SFB-Plenum Dezember: Andrea Geier (Trier)
19. Dezember 2024
12:00 – 14:00 Uhr
US-S 002 (Seminarzentrum Obergraben)
Im Dezember ist Prof. Dr. Andrea Geier (Universität Trier) zu Gast in unserem Plenum und hält einen Vortrag mit dem Titel „Populär und kontraproduktiv: Problembeschreibungen zur Wissenschaftsfreiheit“.
Debatten über Gefährdungen der Wissenschaftsfreiheit werden regelmäßig emotionalisiert geführt und erscheinen gleichzeitig rhetorisch ritualisiert. Eindrücklich zeigt sich dies an der erstaunlichen Karriere des Begriffs „Cancel Culture“. Darin verbinden sich ein großes Erregungs- und Mobilisierungspotenzial mit einer geradezu absurd erscheinenden, da unvermeidlich unproduktiven Clusterung unterschiedlichster Konfliktanlässe und -themen. Dies gilt übrigens für alle Felder, in denen er Verwendung findet, also Meinungs-, Kunst- und Wissenschaftsfreiheit.

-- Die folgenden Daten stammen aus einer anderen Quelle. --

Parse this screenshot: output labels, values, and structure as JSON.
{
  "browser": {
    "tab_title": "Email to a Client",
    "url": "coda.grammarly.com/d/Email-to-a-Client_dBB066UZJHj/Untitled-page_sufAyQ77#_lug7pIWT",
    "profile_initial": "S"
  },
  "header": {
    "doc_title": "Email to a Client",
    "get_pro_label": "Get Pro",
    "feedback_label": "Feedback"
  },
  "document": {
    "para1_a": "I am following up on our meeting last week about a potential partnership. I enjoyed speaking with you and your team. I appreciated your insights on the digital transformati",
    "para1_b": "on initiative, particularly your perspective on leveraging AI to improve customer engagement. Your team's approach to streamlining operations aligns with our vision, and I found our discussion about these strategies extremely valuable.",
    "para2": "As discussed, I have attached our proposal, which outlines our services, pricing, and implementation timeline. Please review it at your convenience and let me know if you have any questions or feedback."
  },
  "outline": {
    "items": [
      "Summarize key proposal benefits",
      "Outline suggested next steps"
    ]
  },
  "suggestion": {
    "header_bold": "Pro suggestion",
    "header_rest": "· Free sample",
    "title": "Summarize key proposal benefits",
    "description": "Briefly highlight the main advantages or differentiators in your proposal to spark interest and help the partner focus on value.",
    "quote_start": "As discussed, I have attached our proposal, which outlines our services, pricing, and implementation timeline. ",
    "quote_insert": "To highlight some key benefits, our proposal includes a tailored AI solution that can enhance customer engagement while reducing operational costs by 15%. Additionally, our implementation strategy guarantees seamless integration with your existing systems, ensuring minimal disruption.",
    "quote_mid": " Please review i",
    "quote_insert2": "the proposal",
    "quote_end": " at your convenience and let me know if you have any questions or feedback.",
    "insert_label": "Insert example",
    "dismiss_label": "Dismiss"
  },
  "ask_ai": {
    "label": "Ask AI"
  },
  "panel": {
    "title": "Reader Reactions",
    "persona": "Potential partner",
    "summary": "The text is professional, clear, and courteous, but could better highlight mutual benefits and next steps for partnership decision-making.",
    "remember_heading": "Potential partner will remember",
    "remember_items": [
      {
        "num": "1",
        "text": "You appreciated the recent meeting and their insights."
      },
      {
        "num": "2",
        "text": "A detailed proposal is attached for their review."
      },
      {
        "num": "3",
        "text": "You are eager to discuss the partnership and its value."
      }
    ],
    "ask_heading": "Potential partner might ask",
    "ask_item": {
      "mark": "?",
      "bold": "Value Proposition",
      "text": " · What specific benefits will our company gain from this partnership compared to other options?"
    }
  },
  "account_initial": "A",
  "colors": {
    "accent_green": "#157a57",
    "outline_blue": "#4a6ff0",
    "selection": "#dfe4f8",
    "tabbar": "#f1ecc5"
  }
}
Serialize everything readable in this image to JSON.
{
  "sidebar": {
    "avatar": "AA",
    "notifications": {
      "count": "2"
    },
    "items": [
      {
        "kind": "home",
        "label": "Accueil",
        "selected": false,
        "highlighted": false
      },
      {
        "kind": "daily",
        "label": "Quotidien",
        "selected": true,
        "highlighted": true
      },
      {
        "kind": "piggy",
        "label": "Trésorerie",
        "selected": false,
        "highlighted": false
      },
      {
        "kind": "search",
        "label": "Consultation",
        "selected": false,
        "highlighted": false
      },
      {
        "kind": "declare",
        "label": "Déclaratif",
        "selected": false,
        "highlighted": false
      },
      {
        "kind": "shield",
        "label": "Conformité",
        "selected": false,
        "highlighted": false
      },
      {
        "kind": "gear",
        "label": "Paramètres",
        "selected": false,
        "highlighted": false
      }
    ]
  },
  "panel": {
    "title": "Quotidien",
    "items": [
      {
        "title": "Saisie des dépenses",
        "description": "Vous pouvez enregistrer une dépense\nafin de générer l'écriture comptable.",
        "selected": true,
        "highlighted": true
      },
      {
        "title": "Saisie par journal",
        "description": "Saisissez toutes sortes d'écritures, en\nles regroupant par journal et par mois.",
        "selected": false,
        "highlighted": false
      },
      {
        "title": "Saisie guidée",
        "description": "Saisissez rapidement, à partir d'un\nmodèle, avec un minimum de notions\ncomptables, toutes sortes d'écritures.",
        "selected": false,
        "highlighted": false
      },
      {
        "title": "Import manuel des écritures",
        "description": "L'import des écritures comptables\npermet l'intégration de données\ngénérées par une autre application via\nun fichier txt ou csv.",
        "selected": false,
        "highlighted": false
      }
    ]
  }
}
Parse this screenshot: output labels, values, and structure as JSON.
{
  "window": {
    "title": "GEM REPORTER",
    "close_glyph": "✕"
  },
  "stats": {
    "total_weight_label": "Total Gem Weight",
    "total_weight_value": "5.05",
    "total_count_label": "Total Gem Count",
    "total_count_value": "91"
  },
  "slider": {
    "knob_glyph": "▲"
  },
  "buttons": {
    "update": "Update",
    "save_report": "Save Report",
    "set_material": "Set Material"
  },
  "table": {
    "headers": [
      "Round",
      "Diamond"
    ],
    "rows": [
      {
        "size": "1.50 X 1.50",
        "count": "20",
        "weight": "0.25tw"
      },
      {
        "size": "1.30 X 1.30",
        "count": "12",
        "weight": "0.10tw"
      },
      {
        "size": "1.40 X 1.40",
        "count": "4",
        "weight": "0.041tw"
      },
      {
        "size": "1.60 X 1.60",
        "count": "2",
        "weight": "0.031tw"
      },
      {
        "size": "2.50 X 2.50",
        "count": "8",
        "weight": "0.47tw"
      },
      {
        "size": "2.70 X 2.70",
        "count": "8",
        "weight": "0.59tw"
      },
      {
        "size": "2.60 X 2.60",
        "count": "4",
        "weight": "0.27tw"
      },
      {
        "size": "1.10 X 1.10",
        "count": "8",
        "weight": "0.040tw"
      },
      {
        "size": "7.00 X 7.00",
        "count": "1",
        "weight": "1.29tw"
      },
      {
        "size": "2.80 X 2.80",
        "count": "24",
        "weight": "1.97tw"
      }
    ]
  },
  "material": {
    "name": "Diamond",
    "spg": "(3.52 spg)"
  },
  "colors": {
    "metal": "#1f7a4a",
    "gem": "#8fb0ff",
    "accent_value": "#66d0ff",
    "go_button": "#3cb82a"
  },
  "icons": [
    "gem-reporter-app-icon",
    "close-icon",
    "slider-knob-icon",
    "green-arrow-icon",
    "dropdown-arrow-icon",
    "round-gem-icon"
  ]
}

„Cancel Culture“ ist ein besonders prominentes Beispiel für populäre Problembeschreibungen zu Wissenschaftsfreiheitsgefährdungen, die ich im Vortrag behandeln werde. Dabei möchte ich aufzeigen, dass diese nicht nur nicht hilfreich sind, sondern geradezu irreführend und vor allem kontraproduktiv, wenn es darum gehen soll, tatsächlichen Gefährdungen und Verletzungen der Wissenschaftsfreiheit Aufmerksamkeit zu verschaffen und sie zu bearbeiten. Ein zentraler Mechanismus ist, dass Konflikte zumeist auf (scheinbare) Widersprüche zwischen Werteorientierung und Wissenschaftsfreiheit reduziert werden. Ausgehend von Umfrageergebnissen zur Wissenschaftsfreiheit und zum Vertrauen in die Wissenschaft sind diese Beispiele auch ein Anlass, sich mit den Effekten problematischer Problembeschreibungen auf das Verständnis von Wissenschaft, die Wissenschaftsfreiheit und die Idee von Universität zu befassen – und, last but not least, zu überlegen, was wir irreführenden Inszenierungen von Konfliktkommunikationen entgegensetzen können
Andrea Geier ist seit 2009 Professorin für Neuere deutsche Literaturwissenschaft und Gender Studies an der Universität Trier und seit 2010 im Vorstand des Trierer Centrums für Postcolonial und Gender Studies (CePoG). Sie studierte und promovierte an der Universität Tübingen, arbeitete mehrere Jahre an der Universität Marburg und hatte seit 2011 u. a. drei Gastprofessuren in den USA. Zu ihren Schwerpunkten in Forschung und Lehre gehören deutschsprachige Gegenwartsliteratur, kultur- und literaturwissenschaftliche Geschlechterforschung und Postcolonial Studies, Erinnerungskultur, Antisemitismus, Rhetorik sowie medienspezifische Ästhetik.